2.3   Development direction of hydrogen reduction reactor and process design

The main forms of hydrogen reduction reactor include shaft furnace, fluidized bed, and fixed bed. Based on the types and particle sizes of iron-ore raw materials, hydrogen reduction reactor adopts different forms. Shaft furnace hydrogen reduction is suitable for high-grade lump ores and oxidized pellets, and fluidized and fixed beds are suitable for fine ores. If the grade of raw iron ore is low, it needs to be dissociated and separated to obtain iron concentrate powder. Different hydrogen reduction reactors are used depending on their particle size distribution.

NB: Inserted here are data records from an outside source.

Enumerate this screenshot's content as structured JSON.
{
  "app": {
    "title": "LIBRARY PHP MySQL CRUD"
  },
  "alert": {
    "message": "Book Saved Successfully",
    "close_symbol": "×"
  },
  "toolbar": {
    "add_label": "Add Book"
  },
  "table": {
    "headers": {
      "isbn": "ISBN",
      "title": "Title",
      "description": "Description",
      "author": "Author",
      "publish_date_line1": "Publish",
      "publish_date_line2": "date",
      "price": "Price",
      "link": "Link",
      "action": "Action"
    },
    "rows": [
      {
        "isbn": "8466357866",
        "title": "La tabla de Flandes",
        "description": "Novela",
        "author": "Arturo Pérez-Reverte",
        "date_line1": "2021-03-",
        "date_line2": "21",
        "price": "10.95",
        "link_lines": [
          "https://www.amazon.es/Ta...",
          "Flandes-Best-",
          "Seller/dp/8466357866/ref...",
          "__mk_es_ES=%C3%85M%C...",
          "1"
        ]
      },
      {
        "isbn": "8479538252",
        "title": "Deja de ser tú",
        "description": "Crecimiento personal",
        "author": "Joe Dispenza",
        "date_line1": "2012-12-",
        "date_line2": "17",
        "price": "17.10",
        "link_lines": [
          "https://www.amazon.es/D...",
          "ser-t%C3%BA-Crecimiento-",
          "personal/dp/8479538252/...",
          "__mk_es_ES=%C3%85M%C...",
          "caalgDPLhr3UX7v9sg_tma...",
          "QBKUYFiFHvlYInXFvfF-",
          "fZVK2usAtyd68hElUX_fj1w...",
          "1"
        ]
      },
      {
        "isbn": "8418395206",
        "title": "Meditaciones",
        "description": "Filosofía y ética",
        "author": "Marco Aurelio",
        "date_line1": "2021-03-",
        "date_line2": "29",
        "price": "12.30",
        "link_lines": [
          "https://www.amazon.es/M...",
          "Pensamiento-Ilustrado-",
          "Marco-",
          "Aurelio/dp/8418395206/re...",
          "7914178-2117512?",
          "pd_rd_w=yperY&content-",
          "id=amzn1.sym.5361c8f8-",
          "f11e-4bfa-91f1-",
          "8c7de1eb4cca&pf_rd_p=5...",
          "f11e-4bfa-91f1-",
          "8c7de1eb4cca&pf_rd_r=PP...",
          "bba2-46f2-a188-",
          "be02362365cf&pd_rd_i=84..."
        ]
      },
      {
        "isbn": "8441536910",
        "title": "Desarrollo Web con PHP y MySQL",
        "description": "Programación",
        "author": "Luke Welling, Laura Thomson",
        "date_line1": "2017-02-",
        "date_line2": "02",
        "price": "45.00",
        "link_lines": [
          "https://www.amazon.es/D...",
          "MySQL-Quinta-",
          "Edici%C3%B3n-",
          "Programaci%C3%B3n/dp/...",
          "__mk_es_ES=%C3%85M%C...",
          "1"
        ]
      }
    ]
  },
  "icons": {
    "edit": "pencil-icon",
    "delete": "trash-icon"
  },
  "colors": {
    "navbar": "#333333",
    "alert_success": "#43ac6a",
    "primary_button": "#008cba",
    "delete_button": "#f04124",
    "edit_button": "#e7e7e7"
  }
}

The development trend of DRI in the world shows that the gas-based shaft furnace process is an effective way to rapidly expand the production of DRI. In 2020, the output of gas-based DRI accounted for about 75% of the total output of DRI, which shows significant development potential and competitiveness [27]. At present, the major process of gas-based reduction ironmaking is Midrex and HYL processes, which have been proven to be successful by large-scale generation units. Fig. 3 shows the typical shaft-furnace hydrogen-reduction process flow. The following measures can be applied in technological design to reduce hydrogen consumption and improve the reduction efficiency.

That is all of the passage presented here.